Find substring from dictionary concatenation
Company: Amazon
Role: Software Engineer
Category: Coding & Algorithms
Difficulty: Medium
Interview Round: Technical Screen
Quick Answer: This question evaluates proficiency in string-processing algorithms, word-lookup data structures and algorithmic complexity analysis within the Coding & Algorithms domain. It is commonly asked to assess practical implementation ability and conceptual understanding of performance trade-offs, edge-case handling (e.g.
Constraints
- 0 <= len(s) <= 10^4
- 0 <= len(dict) <= 10^4
- Each word in dict consists of printable characters; words may have varying lengths.
- Words may be reused any number of times, in any order.
- Return the start index of any valid concatenation substring; if multiple start indices work, the smallest is acceptable.
Examples
Input: ("leetcode", ["leet", "code"])
Expected Output: 0
Explanation: "leet"+"code" spans the whole string starting at index 0.
Input: ("applepenapple", ["apple", "pen"])
Expected Output: 0
Explanation: From index 0, "apple"+"pen" (and the full string) is a valid concatenation.
Input: ("catsandog", ["cats", "dog", "sand", "and", "cat"])
Expected Output: 0
Explanation: "cat"+"sand" forms the substring s[0:7], so index 0 is valid even though the full string is not segmentable.
Input: ("xxxleetxx", ["leet"])
Expected Output: 3
Explanation: The only dictionary word "leet" appears at s[3:7]; no valid concatenation starts before index 3.
Input: ("hello", ["world"])
Expected Output: -1
Explanation: No substring of s is a concatenation of dictionary words.
Input: ("", ["a"])
Expected Output: -1
Explanation: Empty string contains no substring, so the answer is -1.
Input: ("aaa", ["a"])
Expected Output: 0
Explanation: "a" alone is a valid one-word concatenation starting at index 0 (words may be reused).
Input: ("bbaab", ["aa", "b"])
Expected Output: 0
Explanation: Even a single word "b" at index 0 is a valid concatenation of one word.
Input: ("zzab", ["ab"])
Expected Output: 2
Explanation: No word matches starting at indices 0 or 1; "ab" matches at s[2:4].
Input: ("abc", [])
Expected Output: -1
Explanation: An empty dictionary cannot form any concatenation, so the answer is -1.
Hints
- A substring being a concatenation of dictionary words is exactly the classic word-break condition applied to that substring.
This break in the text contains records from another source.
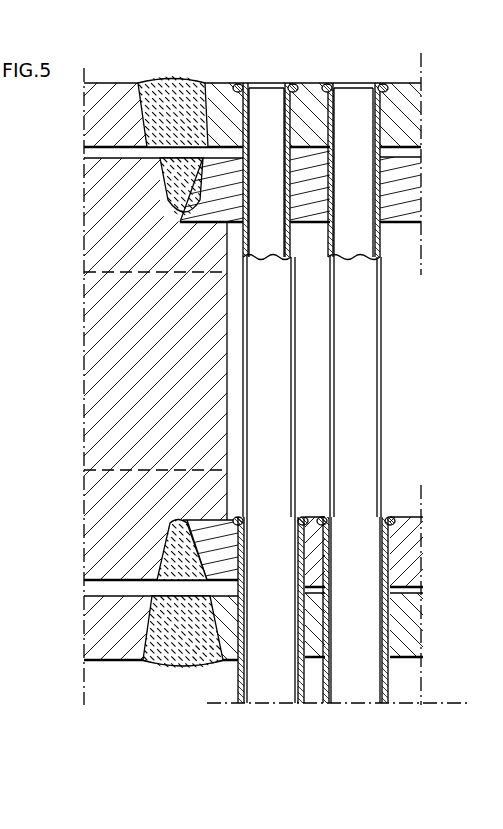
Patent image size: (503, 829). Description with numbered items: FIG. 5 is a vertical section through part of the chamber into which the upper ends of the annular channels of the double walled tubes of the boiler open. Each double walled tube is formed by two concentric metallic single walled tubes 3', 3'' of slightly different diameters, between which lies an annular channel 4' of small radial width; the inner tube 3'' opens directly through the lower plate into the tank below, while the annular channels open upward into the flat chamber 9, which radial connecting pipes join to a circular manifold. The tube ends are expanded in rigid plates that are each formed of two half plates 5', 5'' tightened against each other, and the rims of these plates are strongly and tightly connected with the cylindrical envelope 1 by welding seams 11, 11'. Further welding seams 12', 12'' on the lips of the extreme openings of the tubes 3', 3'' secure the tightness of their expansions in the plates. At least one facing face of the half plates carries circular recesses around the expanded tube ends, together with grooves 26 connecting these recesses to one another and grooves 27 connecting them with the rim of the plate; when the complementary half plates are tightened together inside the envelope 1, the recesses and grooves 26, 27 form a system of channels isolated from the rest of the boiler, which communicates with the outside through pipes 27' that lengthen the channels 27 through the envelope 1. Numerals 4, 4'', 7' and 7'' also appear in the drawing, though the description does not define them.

The envelope 1 is at (96, 318).
The outer single walled tube 3' is at (326, 610).
The inner single walled tube 3'' is at (326, 170).
The tube end 4 is at (338, 707).
The annular channel 4' is at (313, 610).
The upper inner tube 4'' is at (311, 186).
The half plate 5' is at (325, 120).
The half plate 5'' is at (315, 164).
The lower plate 7' is at (377, 552).
The bottom plate 7'' is at (269, 629).
The flat chamber 9 is at (312, 400).
The welding seam 11 is at (180, 135).
The welding seam 11' is at (183, 603).
The welding seam 12' is at (314, 511).
The welding seam 12'' is at (310, 72).
The grooves 26 is at (314, 148).
The grooves 27 is at (232, 335).
The pipes 27' is at (147, 163).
Anchor a start index and ask: can I reach some later position using only dictionary-word jumps?
- Fix a start index i, then do a DP/BFS over positions: a position j is reachable if it equals i or some reachable earlier position p has s[p:j] in the dictionary. The first i from which any position beyond i is reachable is your answer.
- Precompute the set of distinct word lengths so that from each reachable position you only test those lengths instead of every possible substring. Use a hash set for O(L) membership checks.
- Edge cases: empty s or empty dict return -1; a single word match counts as a valid concatenation (one or more words); make sure end > i so a zero-length 'match' never counts.